Cutting Alot, Probably Going to Box
July 8, 2009So I’ve decided to cut until I reach the weight at which my athletic performance is affected negatively, eg. the weight at which I compromise strength or endurance in anaerobic work.
I’ll be monitoring the repetition range for specific weights on the incline bench press, lat pull-down, dead-lift, leg press and leg curl in future blogs. For example, I can currently incline press 225 at least 8 times.
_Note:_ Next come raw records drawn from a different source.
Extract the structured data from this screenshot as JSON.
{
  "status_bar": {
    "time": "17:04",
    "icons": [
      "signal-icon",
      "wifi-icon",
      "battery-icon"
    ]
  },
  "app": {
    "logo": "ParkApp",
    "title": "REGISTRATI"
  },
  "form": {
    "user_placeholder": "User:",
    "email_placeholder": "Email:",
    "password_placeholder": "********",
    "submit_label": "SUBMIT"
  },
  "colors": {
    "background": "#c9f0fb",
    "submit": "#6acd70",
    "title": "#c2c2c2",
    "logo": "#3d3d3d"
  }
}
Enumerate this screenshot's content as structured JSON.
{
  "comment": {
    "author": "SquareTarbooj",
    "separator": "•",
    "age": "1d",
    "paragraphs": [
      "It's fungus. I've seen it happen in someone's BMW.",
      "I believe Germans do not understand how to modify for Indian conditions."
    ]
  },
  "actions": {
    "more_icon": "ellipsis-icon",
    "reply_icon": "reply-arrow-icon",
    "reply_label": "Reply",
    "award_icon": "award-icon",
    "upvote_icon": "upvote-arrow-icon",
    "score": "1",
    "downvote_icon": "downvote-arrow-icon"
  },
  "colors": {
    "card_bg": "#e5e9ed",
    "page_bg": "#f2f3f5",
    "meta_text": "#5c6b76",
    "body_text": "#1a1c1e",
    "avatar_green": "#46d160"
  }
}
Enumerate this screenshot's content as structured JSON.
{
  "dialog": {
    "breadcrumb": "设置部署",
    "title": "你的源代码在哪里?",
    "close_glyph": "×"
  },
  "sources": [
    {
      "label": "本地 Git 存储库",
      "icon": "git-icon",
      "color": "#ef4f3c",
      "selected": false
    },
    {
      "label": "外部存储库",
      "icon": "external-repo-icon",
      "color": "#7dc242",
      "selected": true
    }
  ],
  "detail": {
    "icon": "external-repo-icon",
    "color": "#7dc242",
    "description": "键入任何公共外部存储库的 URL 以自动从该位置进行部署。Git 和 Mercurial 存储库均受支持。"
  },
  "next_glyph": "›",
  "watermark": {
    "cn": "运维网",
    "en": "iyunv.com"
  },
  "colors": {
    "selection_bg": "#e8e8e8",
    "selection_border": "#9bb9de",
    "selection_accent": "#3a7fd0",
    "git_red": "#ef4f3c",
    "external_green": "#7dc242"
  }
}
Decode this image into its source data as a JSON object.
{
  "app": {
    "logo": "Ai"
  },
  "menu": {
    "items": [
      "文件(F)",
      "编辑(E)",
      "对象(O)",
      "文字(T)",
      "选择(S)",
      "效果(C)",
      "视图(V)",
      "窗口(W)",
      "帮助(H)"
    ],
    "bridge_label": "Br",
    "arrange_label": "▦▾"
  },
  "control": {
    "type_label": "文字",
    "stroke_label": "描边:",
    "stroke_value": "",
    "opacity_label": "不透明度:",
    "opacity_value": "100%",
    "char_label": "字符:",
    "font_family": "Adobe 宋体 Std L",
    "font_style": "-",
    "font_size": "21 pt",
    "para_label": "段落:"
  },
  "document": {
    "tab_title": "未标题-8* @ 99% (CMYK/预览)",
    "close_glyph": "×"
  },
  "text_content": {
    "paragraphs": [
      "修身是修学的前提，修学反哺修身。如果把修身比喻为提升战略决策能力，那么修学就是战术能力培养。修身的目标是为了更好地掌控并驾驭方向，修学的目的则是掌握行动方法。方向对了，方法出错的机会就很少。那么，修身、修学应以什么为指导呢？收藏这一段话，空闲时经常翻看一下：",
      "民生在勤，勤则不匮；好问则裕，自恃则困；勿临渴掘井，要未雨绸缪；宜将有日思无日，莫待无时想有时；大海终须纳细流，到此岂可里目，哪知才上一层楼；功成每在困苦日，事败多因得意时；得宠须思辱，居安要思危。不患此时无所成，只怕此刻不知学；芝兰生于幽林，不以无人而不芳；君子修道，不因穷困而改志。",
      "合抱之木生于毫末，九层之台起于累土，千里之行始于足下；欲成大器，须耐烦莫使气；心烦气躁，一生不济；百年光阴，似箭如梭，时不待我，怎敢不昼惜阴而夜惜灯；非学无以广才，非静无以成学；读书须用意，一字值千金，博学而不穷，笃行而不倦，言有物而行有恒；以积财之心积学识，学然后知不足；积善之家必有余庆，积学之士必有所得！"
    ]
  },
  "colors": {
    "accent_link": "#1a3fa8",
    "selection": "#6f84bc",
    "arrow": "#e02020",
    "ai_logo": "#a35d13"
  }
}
How much weight can I lose before falling short of that threshold? Presumably, it’s how much weight I can lose that is composed of anything but muscle. For me, that is probably 170-75 (I’m currently 190). However, is that necessarily true? If so, link me the science because I’m under the impression from some experiences (If I recall correctly), that more muscle doesn’t necessarily mean more strength. I feel like athletic composition such as speed, strength and power (the combination of the two) can be learned rather than just product of larger muscle fibers.
At any rate, I’m going to use every ounce of evolving knowledge and carefully executed theory-inspired experimentation -albeit all healthy and legal - to transform myself into the perfect specimen, designed for boxing and perhaps even cage-fighting. This process is somewhat underway already as I’ve been on a targeted ketogenic diet, which I initially miscalculated some weeks ago because now I realize that I was eating at maintenance level, not deprivation. Now I’m going about 1200 short of maintenance intake while taking in about 340 grams of protein daily in anticipation of losing at least 4 lbs a month of anything but muscle tissue.
On the boxing tip.. don’t count me out. I’m mean. Watch me now!